On a muggy summer day in July of 2012, accountant Michel Gauvreau walked into a nondescript brick warehouse. He expected it to be a typical day of taking inventory. The storage facility, located in the small Canadian town of Saint-Louis-de-Blandford, Québec, contained 16,000 giant drums filled to the brim and stacked 20 feet high from floor to ceiling with precious, sweet maple syrup. Each barrel was worth $1,800. He decided to climb on top of one of the 54-gallon barrels to get a bird’s-eye view. He was there to count each one.
As he precariously climbed on top of the first barrel, it teetered, wobbled, and nearly tipped over. He banged on one of them; it echoed like a gong. He checked a few more and the same thing occurred. He opened them; some were empty, while others contained water. The barrels are usually sturdy, weighing 600 pounds apiece. Gauvreau immediately alerted the owners and told them that something was amiss.
The owners promptly arrived. Together they discovered that someone had tampered with over 1,000 barrels. Nearly 540,000 gallons (10,000 barrels worth) of thick, golden liquid sunshine had been stolen; 12.5 percent of the Reserve, with a street value of anywhere from $13.4 to $18 million, was unaccounted for. The culprits had siphoned the syrup. This crime is now known as one of the biggest scandals in Canadian history.
The barrels were stacked in neat, tidy, and endless rows. The inventory was a treasure of sweet Sunday goodness—pure maple sugar. They were waiting to be tapped, put into bottles, sold on the wholesale market, and poured on your French toast or pancakes. When the syrup arrives, it is tested for purity, placed in a barrel, labeled, and stacked by a forklift operator. Each label states the grade (Extra Light, Light, Medium, Amber, Dark) and the percentage. Tapping maple trees happens in the spring. Maple water flows out into either tubes or buckets, depending on the size of the operation. The water is 2 to 4 percent sugar, which needs to be boiled down to sugar concentrates. Maple syrup has to be 66 percent sugar; below that mark it is not stable, and above 69 percent it becomes a buttery-gummy-taffy-candy-like substitute.

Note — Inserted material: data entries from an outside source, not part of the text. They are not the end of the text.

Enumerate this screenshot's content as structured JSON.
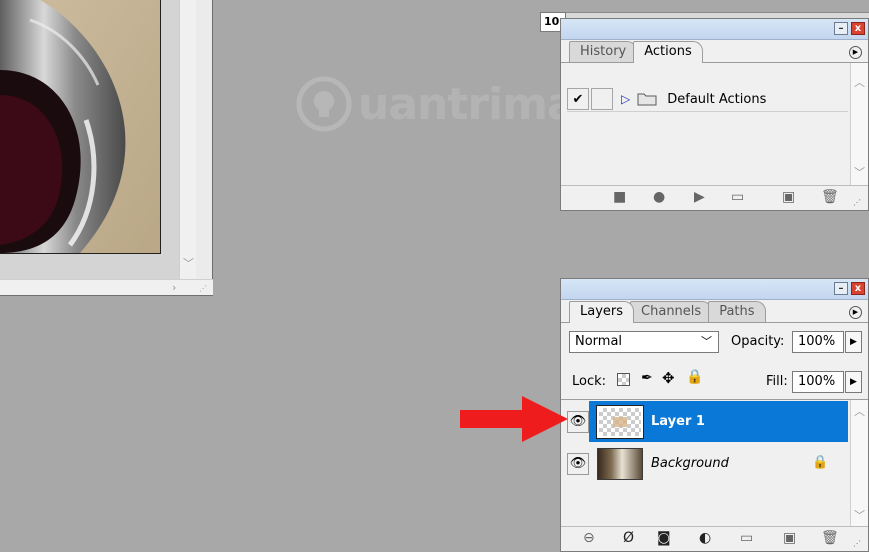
{
  "watermark": {
    "text": "uantrimang"
  },
  "zoom_field": {
    "value": "10"
  },
  "actions_panel": {
    "tabs": [
      {
        "label": "History",
        "active": false
      },
      {
        "label": "Actions",
        "active": true
      }
    ],
    "items": [
      {
        "checked": true,
        "label": "Default Actions"
      }
    ],
    "footer_icons": [
      "stop-icon",
      "record-icon",
      "play-icon",
      "new-set-folder-icon",
      "new-action-icon",
      "trash-icon"
    ]
  },
  "layers_panel": {
    "tabs": [
      {
        "label": "Layers",
        "active": true
      },
      {
        "label": "Channels",
        "active": false
      },
      {
        "label": "Paths",
        "active": false
      }
    ],
    "blend_mode": "Normal",
    "opacity_label": "Opacity:",
    "opacity_value": "100%",
    "lock_label": "Lock:",
    "fill_label": "Fill:",
    "fill_value": "100%",
    "layers": [
      {
        "name": "Layer 1",
        "selected": true,
        "visible": true,
        "locked": false
      },
      {
        "name": "Background",
        "selected": false,
        "visible": true,
        "locked": true
      }
    ],
    "footer_icons": [
      "link-icon",
      "layer-style-icon",
      "mask-icon",
      "adjustment-icon",
      "group-folder-icon",
      "new-layer-icon",
      "trash-icon"
    ]
  },
  "colors": {
    "workspace": "#a8a8a8",
    "selection": "#0a78d7",
    "arrow": "#ee1c1c"
  }
}
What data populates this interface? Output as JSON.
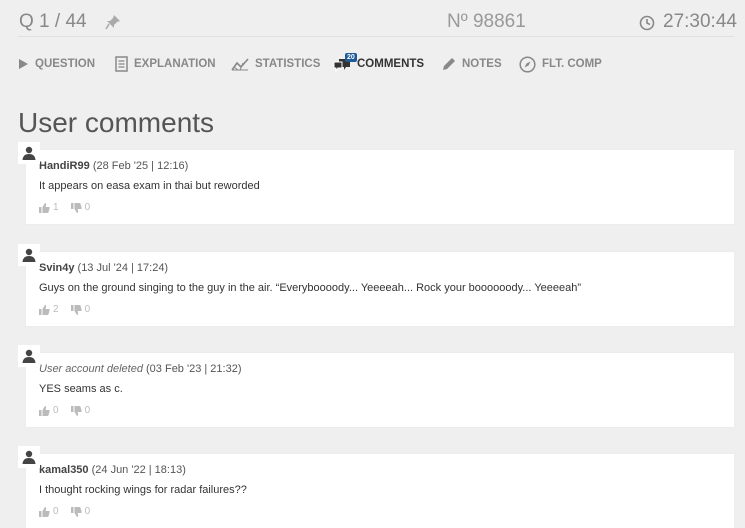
{
  "header": {
    "counter": "Q 1 / 44",
    "question_number": "Nº 98861",
    "timer": "27:30:44"
  },
  "tabs": [
    {
      "label": "QUESTION",
      "icon": "play-icon"
    },
    {
      "label": "EXPLANATION",
      "icon": "document-icon"
    },
    {
      "label": "STATISTICS",
      "icon": "chart-line-icon"
    },
    {
      "label": "COMMENTS",
      "icon": "comments-icon",
      "badge": "20",
      "active": true
    },
    {
      "label": "NOTES",
      "icon": "pencil-icon"
    },
    {
      "label": "FLT. COMP",
      "icon": "compass-icon"
    }
  ],
  "heading": "User comments",
  "comments": [
    {
      "author": "HandiR99",
      "date": "(28 Feb '25 | 12:16)",
      "text": "It appears on easa exam in thai but reworded",
      "likes": "1",
      "dislikes": "0"
    },
    {
      "author": "Svin4y",
      "date": "(13 Jul '24 | 17:24)",
      "text": "Guys on the ground singing to the guy in the air. “Everyboooody... Yeeeeah... Rock your boooooody... Yeeeeah”",
      "likes": "2",
      "dislikes": "0"
    },
    {
      "author": "User account deleted",
      "date": "(03 Feb '23 | 21:32)",
      "text": "YES seams as c.",
      "likes": "0",
      "dislikes": "0"
    },
    {
      "author": "kamal350",
      "date": "(24 Jun '22 | 18:13)",
      "text": "I thought rocking wings for radar failures??",
      "likes": "0",
      "dislikes": "0"
    }
  ]
}
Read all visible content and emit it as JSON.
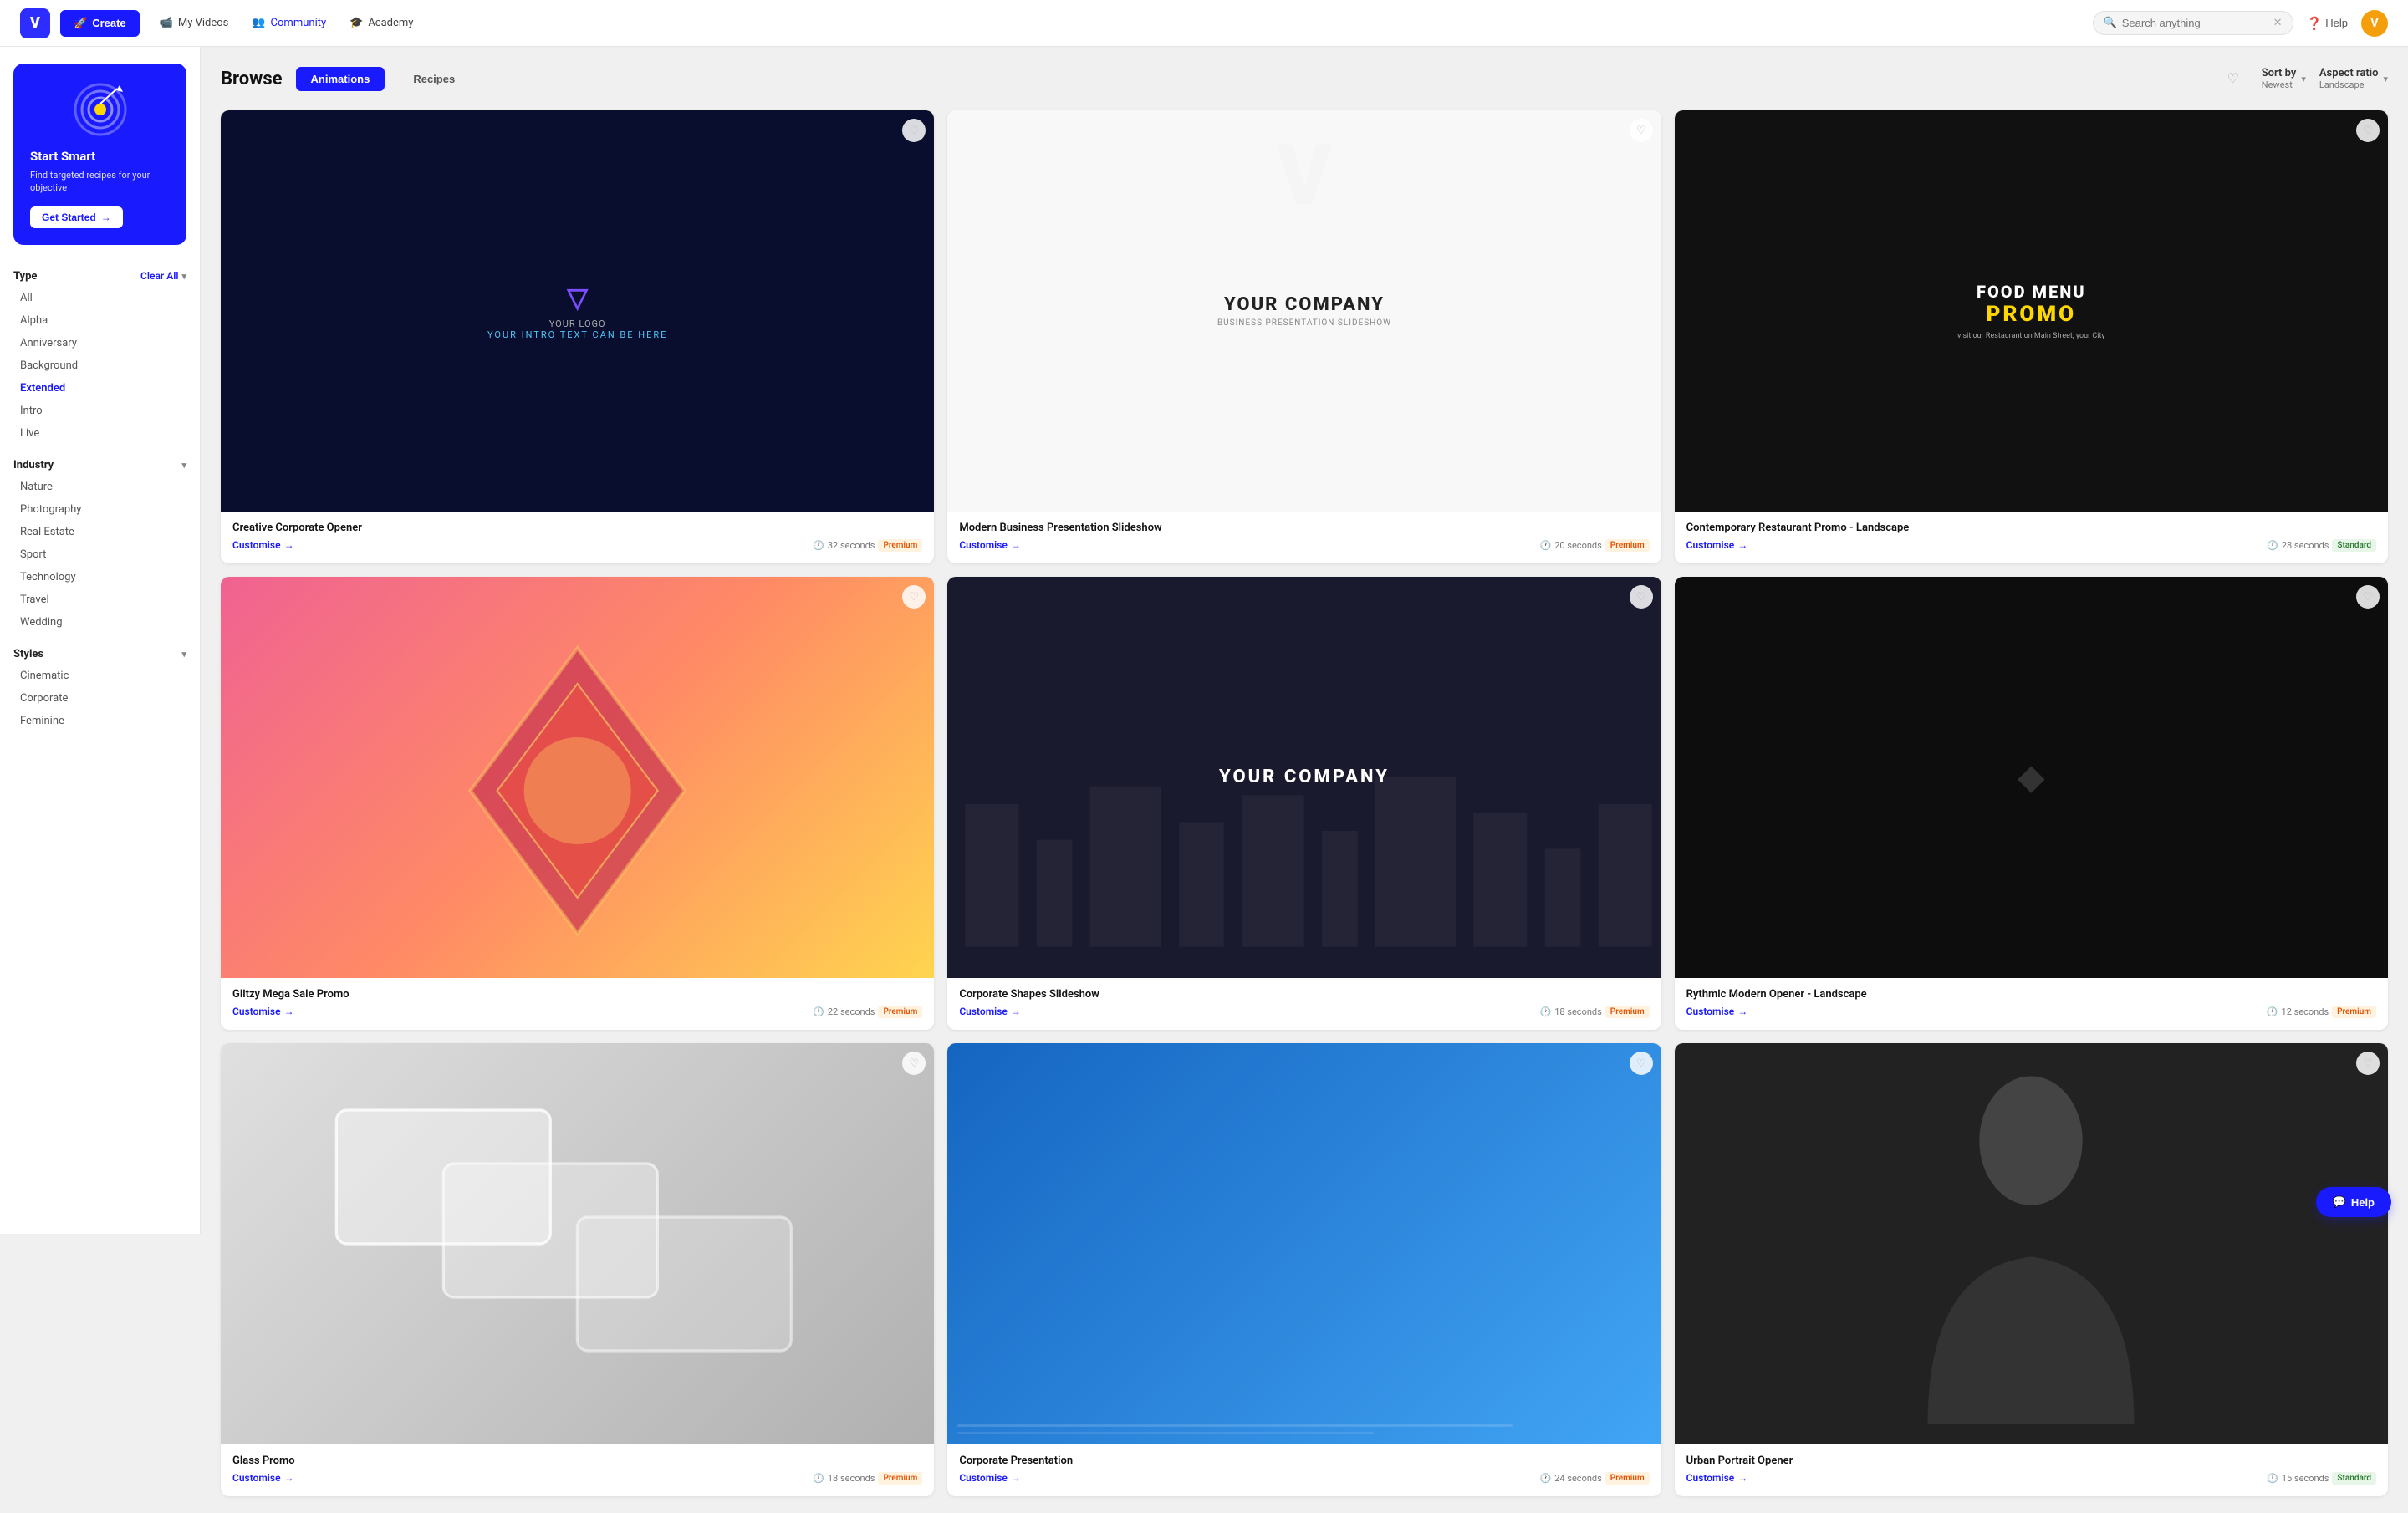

This facility was not an ordinary maple syrup warehouse but the Global Strategic Maple Syrup Reserve, operated and managed by the Federation of Québec Maple Syrup Producers (FPAQ). This syrup Federation is the equivalent of OPEC. On any given day, they oversee a reserve of about 7.5 million gallons, monitor 75 percent of the global maple syrup supply, and control the prices. The majority of maple syrup on the market comes from Québec. FPAQ does not want maple syrup farmers to realize they have far more maple trees in Vermont, New Hampshire, and New York than in Québec. Many syrup farmers on both sides of the border need FPAQ’s blessing to produce syrup and sell it on the market, and they are not happy about this power measure. The amount of power in the hands of the few controlling supply, demand, and the price of maple syrup has led to the booming black market. This amount of unfair control and power led to some sneaky, sticky-fingered crooks to pull a fast one on the Federation’s supply.
The owners and inspectors called the FPAQ headquarters, who sounded the alarm. The small-town facility was soon buzzing and swarming with law enforcement. Who stole the syrup? It was a mystery. There were no security cameras throughout the building. Generally, there was a crew of workers there and guards each day. It had to be an inside job, but who would attempt it and pull something like this off?
The Sureté du Québec police led the investigation but were soon joined by the Canadian Royal Mounties and U.S. Customs. The syrup was hot—not with butter, powdered sugar, and poured over steamy pancakes—but stolen. The scales of justice had to be balanced, and someone had to pay for this crime. The authorities questioned nearly 300 people, issued 40 search warrants, and made approximately 30 arrests.
The prosecutor of the case discovered that the thieves had rented a space in the warehouse. While the guards weren’t at the Reserve, the hoodlums trucked the barrels to a sugar shack and stealthily siphoned one barrel at a time into their own ramshackle barrels. They loaded up their freshly full barrels and trucked them to points south and east, where the market is free. The criminals sold each barrel for more than the price of crude oil. They tried to cover their tracks by filling up the old barrels with water and left others empty in an undisturbed fashion.
So far, the courts have convicted four Canadians. They have paid fines and are serving sentences. Authorities have recovered two-thirds of the stolen syrup. The rest ended up on people’s shelves or in their bellies. This heist was one sticky situation in the history of Canadian maple syrup.